Elkanah Billings (May 5, 1820 – June 14, 1876) is often referred to as Canada's first paleontologist. Billings was born on a farm by the Rideau River outside Bytown (Ottawa), now known as Billings Estate. His parents were named Lamira Dow and Braddish Billings. His family included an older sister named Sabra and an older brother Maj Braddish Billings Jr, who practised as an architect and served in the North-West Rebellion. His younger siblings were Samuel, Sarah (known as Sally) and Charles.

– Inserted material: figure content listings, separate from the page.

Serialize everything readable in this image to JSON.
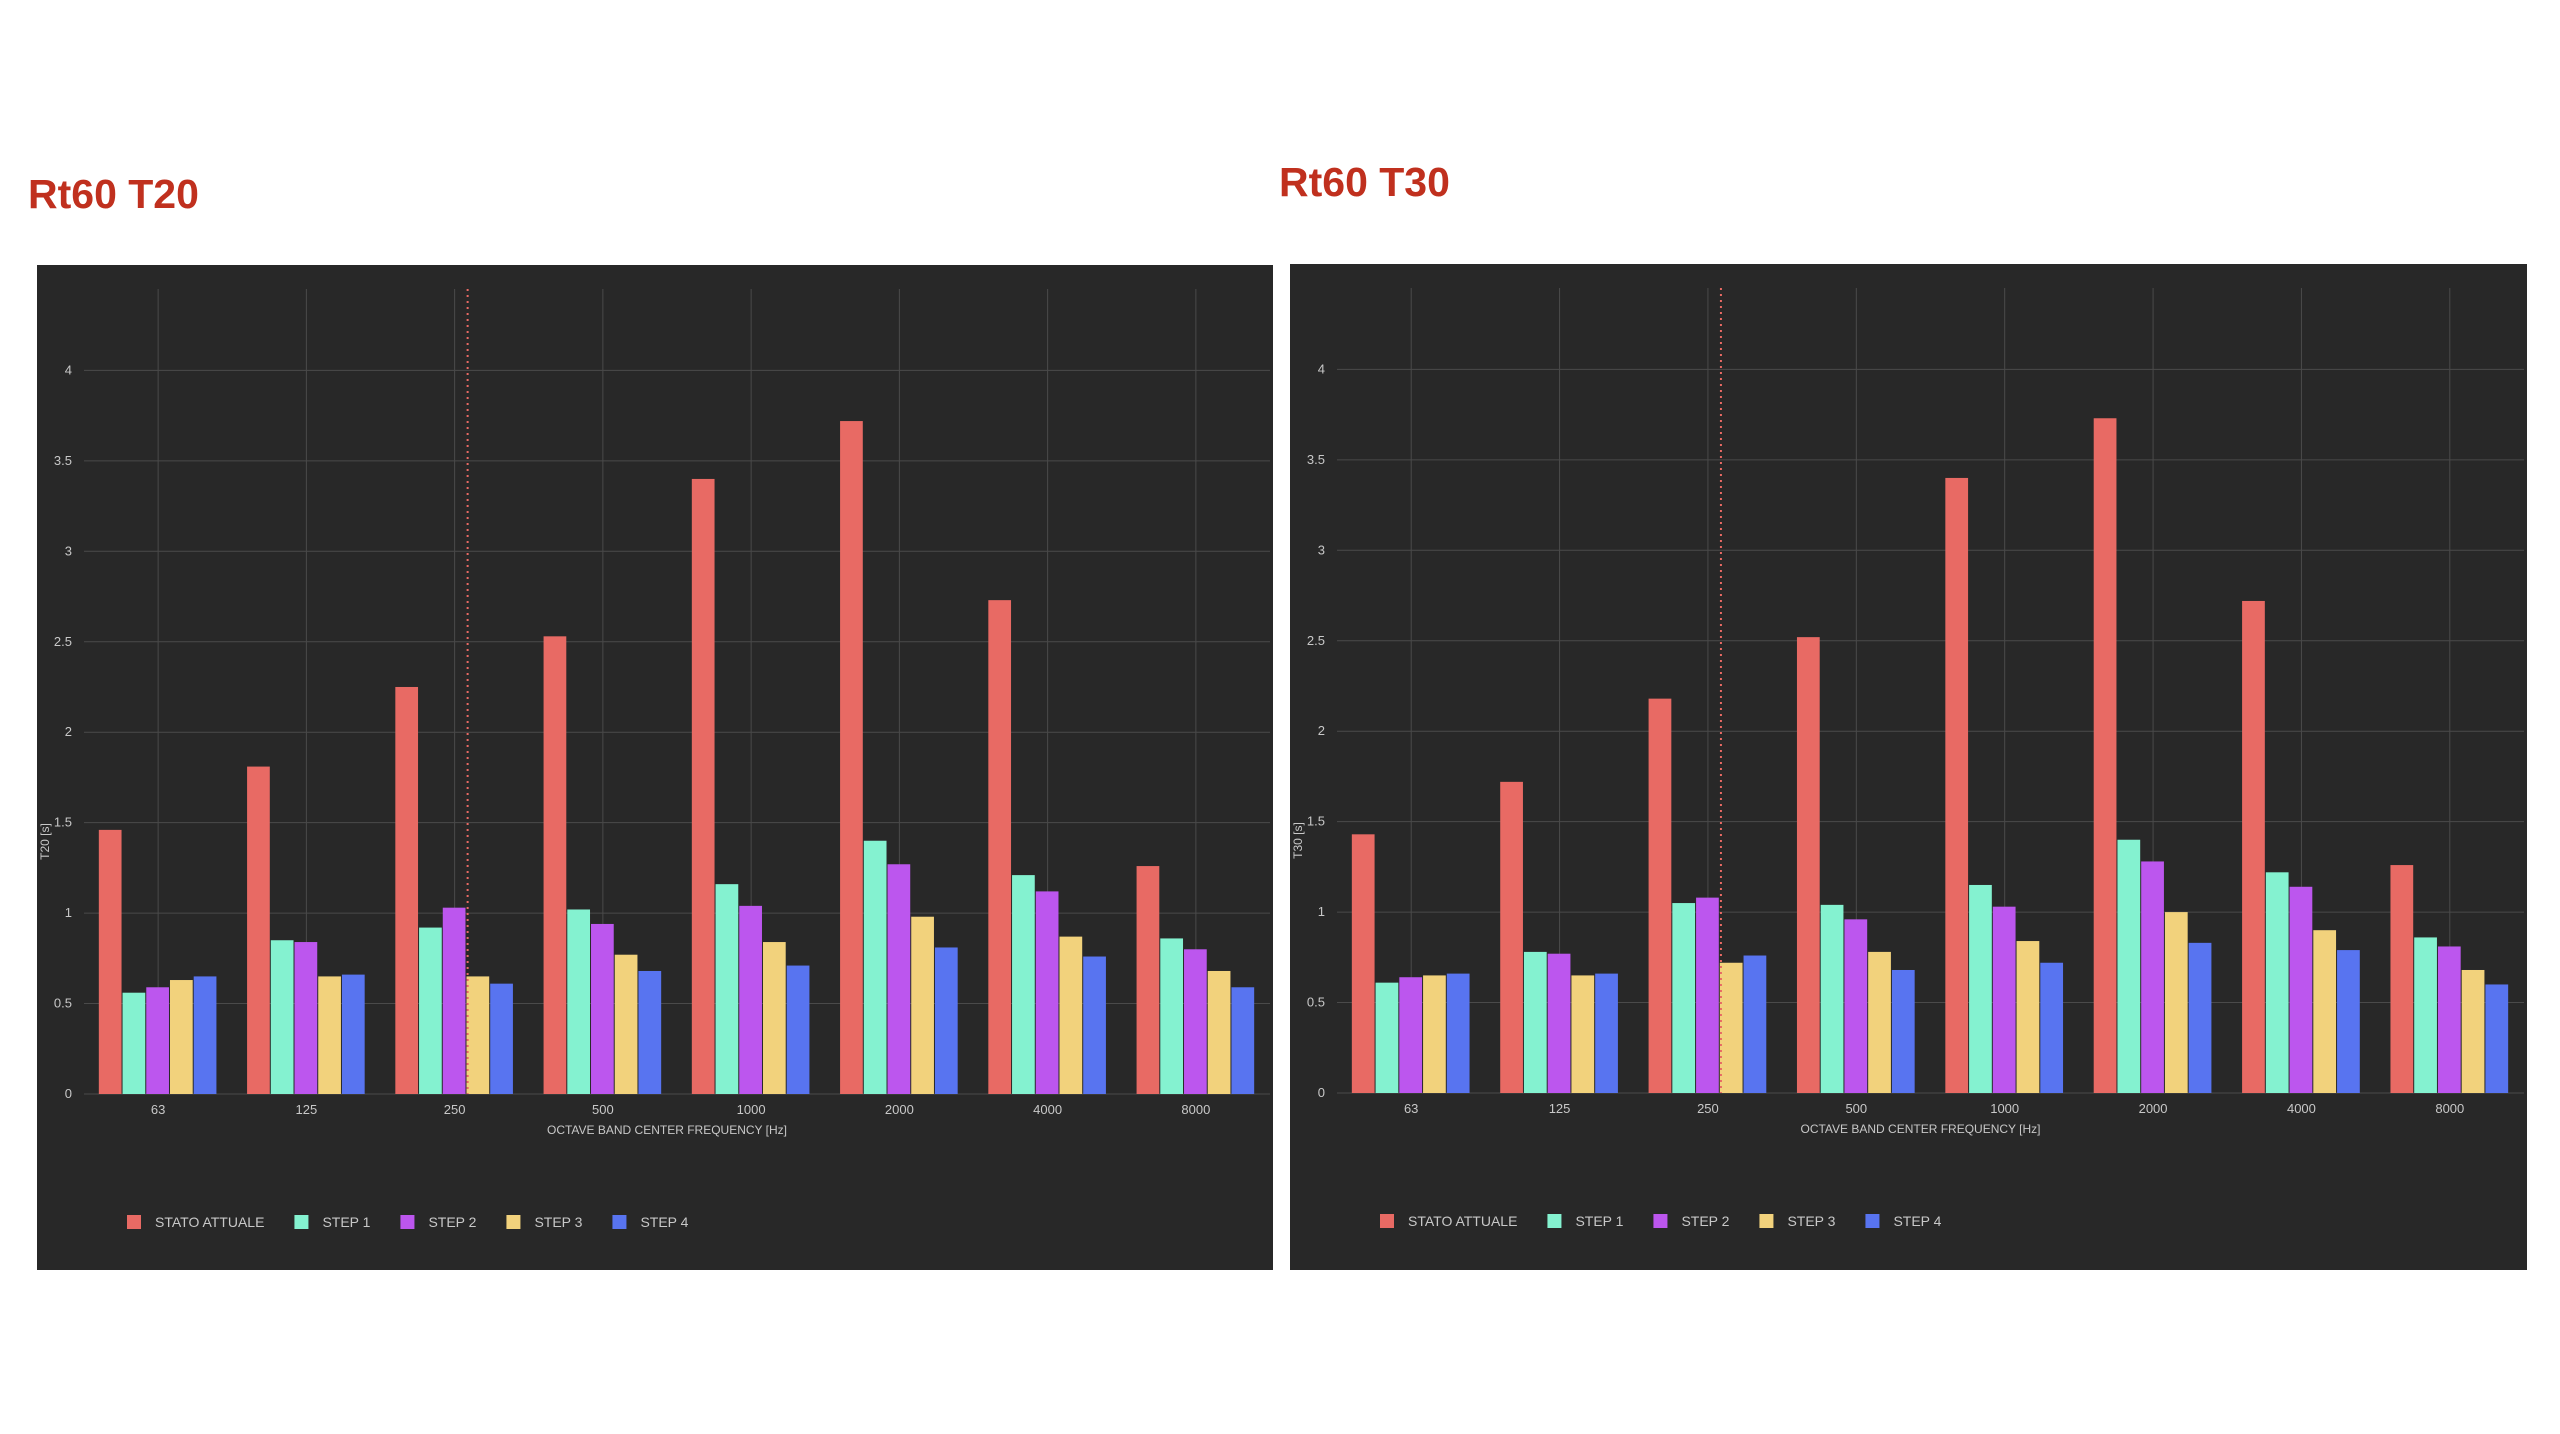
{
  "colors": {
    "background": "#282828",
    "grid": "#4a4a4a",
    "text": "#c8c8c8",
    "heading": "#c0301e",
    "series": [
      "#e86a64",
      "#84f2d0",
      "#bc56ee",
      "#f2d27c",
      "#5874f0"
    ]
  },
  "chart_data": [
    {
      "type": "bar",
      "title": "Rt60 T20",
      "categories": [
        "63",
        "125",
        "250",
        "500",
        "1000",
        "2000",
        "4000",
        "8000"
      ],
      "xlabel": "OCTAVE BAND CENTER FREQUENCY [Hz]",
      "ylabel": "T20 [s]",
      "ylim": [
        0,
        4.45
      ],
      "yticks": [
        "0",
        "0.5",
        "1",
        "1.5",
        "2",
        "2.5",
        "3",
        "3.5",
        "4"
      ],
      "grid": true,
      "legend_position": "bottom-left",
      "series": [
        {
          "name": "STATO ATTUALE",
          "values": [
            1.46,
            1.81,
            2.25,
            2.53,
            3.4,
            3.72,
            2.73,
            1.26
          ]
        },
        {
          "name": "STEP 1",
          "values": [
            0.56,
            0.85,
            0.92,
            1.02,
            1.16,
            1.4,
            1.21,
            0.86
          ]
        },
        {
          "name": "STEP 2",
          "values": [
            0.59,
            0.84,
            1.03,
            0.94,
            1.04,
            1.27,
            1.12,
            0.8
          ]
        },
        {
          "name": "STEP 3",
          "values": [
            0.63,
            0.65,
            0.65,
            0.77,
            0.84,
            0.98,
            0.87,
            0.68
          ]
        },
        {
          "name": "STEP 4",
          "values": [
            0.65,
            0.66,
            0.61,
            0.68,
            0.71,
            0.81,
            0.76,
            0.59
          ]
        }
      ]
    },
    {
      "type": "bar",
      "title": "Rt60 T30",
      "categories": [
        "63",
        "125",
        "250",
        "500",
        "1000",
        "2000",
        "4000",
        "8000"
      ],
      "xlabel": "OCTAVE BAND CENTER FREQUENCY [Hz]",
      "ylabel": "T30 [s]",
      "ylim": [
        0,
        4.45
      ],
      "yticks": [
        "0",
        "0.5",
        "1",
        "1.5",
        "2",
        "2.5",
        "3",
        "3.5",
        "4"
      ],
      "grid": true,
      "legend_position": "bottom-left",
      "series": [
        {
          "name": "STATO ATTUALE",
          "values": [
            1.43,
            1.72,
            2.18,
            2.52,
            3.4,
            3.73,
            2.72,
            1.26
          ]
        },
        {
          "name": "STEP 1",
          "values": [
            0.61,
            0.78,
            1.05,
            1.04,
            1.15,
            1.4,
            1.22,
            0.86
          ]
        },
        {
          "name": "STEP 2",
          "values": [
            0.64,
            0.77,
            1.08,
            0.96,
            1.03,
            1.28,
            1.14,
            0.81
          ]
        },
        {
          "name": "STEP 3",
          "values": [
            0.65,
            0.65,
            0.72,
            0.78,
            0.84,
            1.0,
            0.9,
            0.68
          ]
        },
        {
          "name": "STEP 4",
          "values": [
            0.66,
            0.66,
            0.76,
            0.68,
            0.72,
            0.83,
            0.79,
            0.6
          ]
        }
      ]
    }
  ]
}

Billings was originally educated in law and in 1845, he was called to the Canadian bar. In 1856, he founded the journal the Canadian Naturalist (and Geologist). He continued to practise law until 1857, when he was hired to be the first paleontologist for Geological Survey of Canada (GSC). In his lifetime, he identified 1065 new species and 61 new genera, including Aspidella, the first documented fossil of the Ediacaran biota.

He married Helen Walker Wilson in 1845. However, he was childless.

== Bibliography ==
- Billings E. 1865. Palaeozoic Fossils. Volume I. Containing descriptions and figures of new or little known species of organic remains from the Silurian rocks, 1861-1865. Dawson Brothers, Montreal. Geological Survey of Canada, Separate Report, 426 pp.